State Exchange

State Exchange is a software system that enables the extraction and restoration of the state of applications into persistent containers. These application state containers can be used to migrate applications across different devices and platforms while preserving their state. For example, a text editor can be migrated from a desktop computer to a Smartphone without changing the current cursor position.


State Exchange is released as open source under the MIT license. The source code is available at GitHub.


How does it work?


Each device that should participate in State Exchange must run the State Exchange Service.
This service can access the state of supported applications through the State I/O protocol.
Users interact with the service through clients that communicate with one or more State Exchange Services through the State Exchange protocol.


To integrate support for State Exchange into an application, the application must be extended to implement the State I/O protocol. This protocol contains two commands to extract and restore the state into a predefined container format. In addition, State I/O defines mechanisms to observe the state of an application.


Getting Started


To start using State Exchange, install the State Exchange Service on every device that you intend to use. Then, implement support for State I/O in each application that you want to use for State Exchange. Finally, install the standard client or implement your own client to adapt how and when state exchange is performed.


State Exchange Service


The State Exchange Service is requires node.js. After installing node.js, install the required packages through npm by by running npm install. Then, simply start the service by running node app.

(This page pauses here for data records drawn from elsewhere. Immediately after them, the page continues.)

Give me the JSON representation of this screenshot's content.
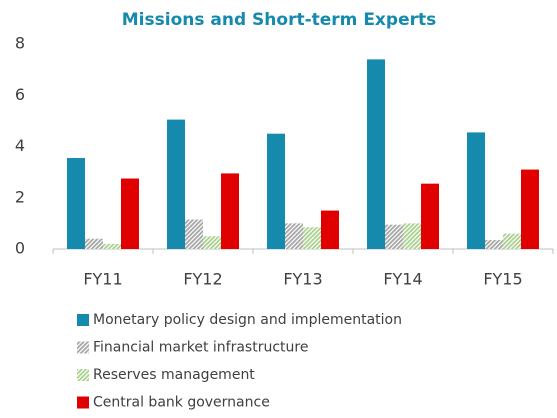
{
  "chart_data": {
    "type": "bar",
    "title": "Missions and Short-term Experts",
    "categories": [
      "FY11",
      "FY12",
      "FY13",
      "FY14",
      "FY15"
    ],
    "series": [
      {
        "name": "Monetary policy design and implementation",
        "color": "#168aad",
        "values": [
          3.55,
          5.05,
          4.5,
          7.4,
          4.55
        ]
      },
      {
        "name": "Financial market infrastructure",
        "color": "#a6a6a6",
        "hatched": true,
        "values": [
          0.4,
          1.15,
          1.0,
          0.95,
          0.35
        ]
      },
      {
        "name": "Reserves management",
        "color": "#a9d18e",
        "hatched": true,
        "values": [
          0.2,
          0.5,
          0.85,
          1.0,
          0.6
        ]
      },
      {
        "name": "Central bank governance",
        "color": "#e00000",
        "values": [
          2.75,
          2.95,
          1.5,
          2.55,
          3.1
        ]
      }
    ],
    "ylim": [
      0,
      8
    ],
    "yticks": [
      0,
      2,
      4,
      6,
      8
    ],
    "grid": false
  }
}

The service starts two servers listening on port 50000 (State Exchange) and 50001 (State I/O).


State I/O Support for Applications


To implement support for State Exchange into an application, the application must connect to the State Exchange service upon launching and keep the connection open. All messages between the service and the application are exchanged using \0-terminated JSON objects. For a detailed description of the State I/O protocol, please refer to my dissertation linked at the bottom or the included sample code.

For Mac OS X applications, you can use the included framework to implement the communication with the State Exchange service and instead implement delegate methods to customize the state extraction and restoration. Please see the example applications for detailed instructions on how to use the framework.


Clients for State Exchange


Clients can connect to the State Exchange service running on any device at any time and request a list of running applications or trigger state operations. Similar to State I/O, all messages are exchanged as \0-terminated JSON objects. For a detailed description of the protocol please refer to the example client.